If at first you don’t succeed, try, try again – or so we are led to believe. How many times have people told you that if you don’t fail at something you never learn? How often have you heard that Edison failed 10,000 times before he came up with a successful light bulb? How often do people say that making mistakes is essential to success? Failure is seemingly vital to learning and to improvement.
Tosh. What if you write a daily blog and each day you make mistakes? Perhaps your blog fails to attract any real readership each day; does that failure spur you on to write even more? Perhaps your blog attracts large amounts of negative comments; does that failure make you love your readers? Perhaps your blog doesn’t get listed or ranked in search engines at all; does that failure make you more determined to keep on adding content?
For most people, failure is demotivating. Teachers have known for years that if you praise children for their successes they improve much more than criticising them for their mistakes. So if your attempts at blogging have led to negative comments, low search engine ranking and poor readership levels, you are hardly likely to learn how to produce a better blog.
New research from the Institute for Learning and Memory at MIT shows us why success breeds success and failure doesn’t help us. Their study shows that there is more neural activity in our brain following a successful action than there is upon failure. Indeed, it seems that brain cells become particularly active when we succeed, but don’t do anything very much when we fail.
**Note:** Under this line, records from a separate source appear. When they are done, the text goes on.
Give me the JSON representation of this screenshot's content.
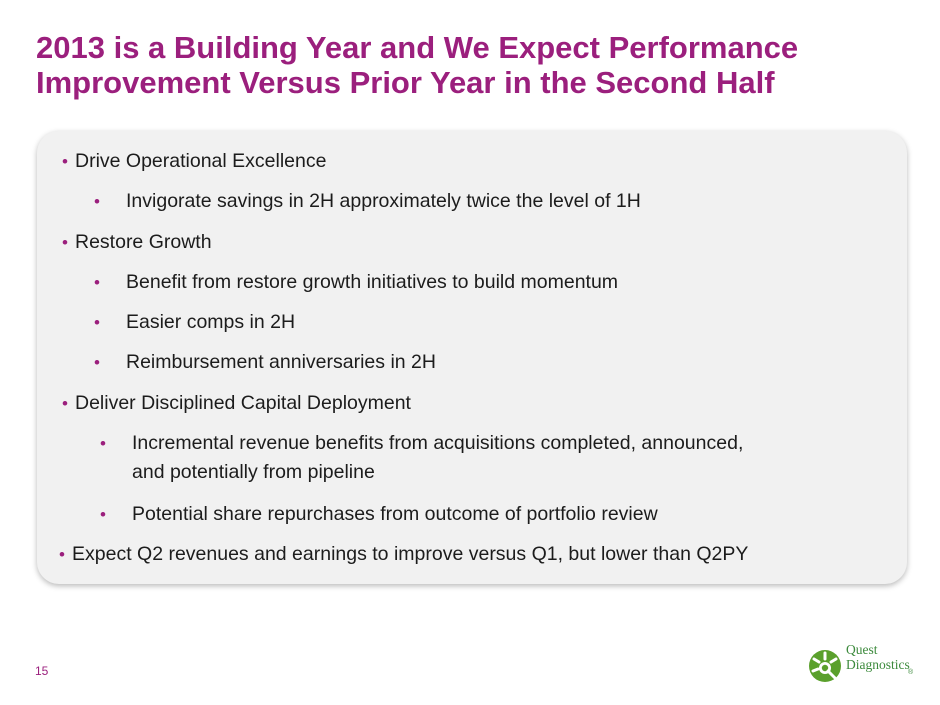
{
  "slide": {
    "title_line1": "2013 is a Building Year and We Expect Performance",
    "title_line2": "Improvement Versus Prior Year in the Second Half",
    "page_number": "15"
  },
  "bullets": {
    "b1": "Drive Operational Excellence",
    "b1_1": "Invigorate savings in 2H approximately twice the level of 1H",
    "b2": "Restore Growth",
    "b2_1": "Benefit from restore growth initiatives to build momentum",
    "b2_2": "Easier comps in 2H",
    "b2_3": "Reimbursement anniversaries in 2H",
    "b3": "Deliver Disciplined Capital Deployment",
    "b3_1_line1": "Incremental revenue benefits from acquisitions completed, announced,",
    "b3_1_line2": "and potentially from pipeline",
    "b3_2": "Potential share repurchases from outcome of portfolio review",
    "b4": "Expect Q2 revenues and earnings to improve versus Q1, but lower than Q2PY"
  },
  "logo": {
    "line1": "Quest",
    "line2": "Diagnostics",
    "mark": "®",
    "icon": "quest-diagnostics-logo-icon"
  },
  "colors": {
    "accent": "#9b1f7d",
    "panel": "#f1f1f1",
    "logo_green": "#3c8a3c"
  }
}
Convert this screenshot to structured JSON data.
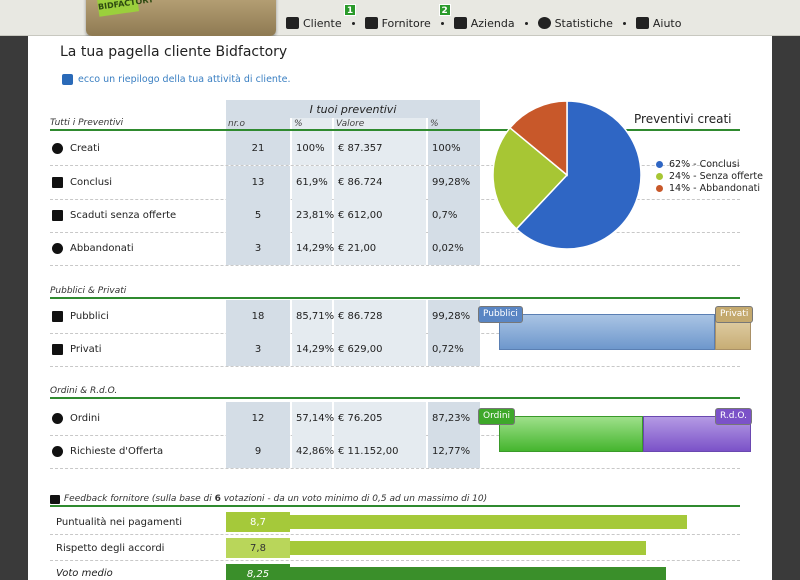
{
  "logo": {
    "text": "BIDFACTORY"
  },
  "nav": {
    "items": [
      {
        "label": "Cliente",
        "badge": "1"
      },
      {
        "label": "Fornitore",
        "badge": "2"
      },
      {
        "label": "Azienda"
      },
      {
        "label": "Statistiche"
      },
      {
        "label": "Aiuto"
      }
    ]
  },
  "page": {
    "title": "La tua pagella cliente  Bidfactory",
    "intro": "ecco un riepilogo della tua attività di cliente."
  },
  "preventivi": {
    "section": "Tutti i Preventivi",
    "group_header": "I tuoi preventivi",
    "columns": [
      "nr.o",
      "%",
      "Valore",
      "%"
    ],
    "rows": [
      {
        "label": "Creati",
        "n": "21",
        "p1": "100%",
        "value": "€ 87.357",
        "p2": "100%",
        "icon": "plus-circle-icon"
      },
      {
        "label": "Conclusi",
        "n": "13",
        "p1": "61,9%",
        "value": "€ 86.724",
        "p2": "99,28%",
        "icon": "flag-icon"
      },
      {
        "label": "Scaduti senza offerte",
        "n": "5",
        "p1": "23,81%",
        "value": "€ 612,00",
        "p2": "0,7%",
        "icon": "broken-link-icon"
      },
      {
        "label": "Abbandonati",
        "n": "3",
        "p1": "14,29%",
        "value": "€ 21,00",
        "p2": "0,02%",
        "icon": "x-circle-icon"
      }
    ]
  },
  "pubblici": {
    "section": "Pubblici & Privati",
    "rows": [
      {
        "label": "Pubblici",
        "n": "18",
        "p1": "85,71%",
        "value": "€ 86.728",
        "p2": "99,28%",
        "icon": "unlocked-icon"
      },
      {
        "label": "Privati",
        "n": "3",
        "p1": "14,29%",
        "value": "€ 629,00",
        "p2": "0,72%",
        "icon": "lock-icon"
      }
    ],
    "bar": {
      "left_label": "Pubblici",
      "right_label": "Privati",
      "left_fraction": 0.8571
    }
  },
  "ordini": {
    "section": "Ordini & R.d.O.",
    "rows": [
      {
        "label": "Ordini",
        "n": "12",
        "p1": "57,14%",
        "value": "€ 76.205",
        "p2": "87,23%",
        "icon": "exclamation-circle-icon"
      },
      {
        "label": "Richieste d'Offerta",
        "n": "9",
        "p1": "42,86%",
        "value": "€ 11.152,00",
        "p2": "12,77%",
        "icon": "question-circle-icon"
      }
    ],
    "bar": {
      "left_label": "Ordini",
      "right_label": "R.d.O.",
      "left_fraction": 0.5714
    }
  },
  "feedback": {
    "section_pre": "Feedback fornitore (sulla base di ",
    "section_count": "6",
    "section_post": " votazioni - da un voto minimo di 0,5 ad un massimo di 10)",
    "rows": [
      {
        "label": "Puntualità nei pagamenti",
        "score": "8,7",
        "fraction": 0.87
      },
      {
        "label": "Rispetto degli accordi",
        "score": "7,8",
        "fraction": 0.78
      },
      {
        "label": "Voto medio",
        "score": "8,25",
        "fraction": 0.825
      }
    ]
  },
  "chart_data": {
    "type": "pie",
    "title": "Preventivi creati",
    "categories": [
      "Conclusi",
      "Senza offerte",
      "Abbandonati"
    ],
    "values": [
      62,
      24,
      14
    ],
    "legend": [
      "62% - Conclusi",
      "24% - Senza offerte",
      "14% - Abbandonati"
    ],
    "colors": [
      "#2f66c4",
      "#a7c634",
      "#c8582a"
    ],
    "legend_position": "right"
  }
}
What seems to be happening is that when we succeed at something, our brain confirms the successful action with extra brain cell activity, laying down nerve cell pathways that helps us repeat the success. But when we fail, our brain cells simply don’t do anything. In other words, success breeds success, but failure leads to nothing.
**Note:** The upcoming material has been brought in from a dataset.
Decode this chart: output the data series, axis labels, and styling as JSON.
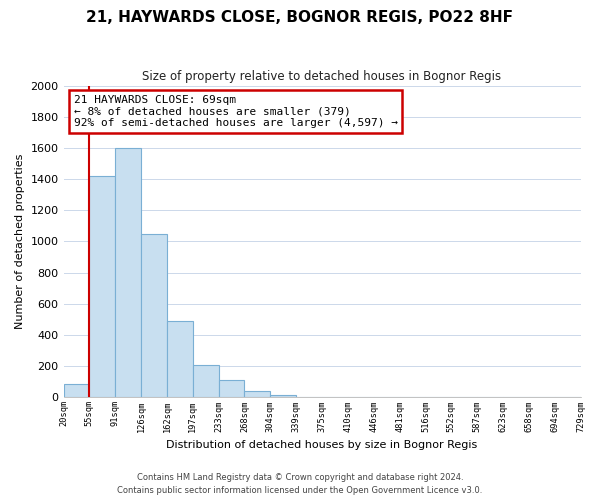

For bloggers this means you should concentrate your analysis of what you do on your successes. Often, people tell you to look at things like web analytics to see where you went wrong so you can improve it. Or you might be told to look at your blog’s negative comments to see where you can change things to connect in better ways to your readership. However, this new MIT research suggests that you won’t learn anything by doing so.
Instead, what you need to do is look through your comments and find the positive ones. Look at your web analytics and find what achieved the most readership. Look at your blog posts which get high search engine ranking. By doing so your brain will be concentrating on your successes and you will learn how to further improve your blog as a result.
Edison may well have failed 10,000 times before he came up with the light bulb. But it seems that he didn’t learn from the mistakes; instead he would have concentrated on what he did right in each of those 10,000 light bulb attempts and learned from the successes. You need to do the same for your blog – concentrate on what you do right and just assign any failures to history.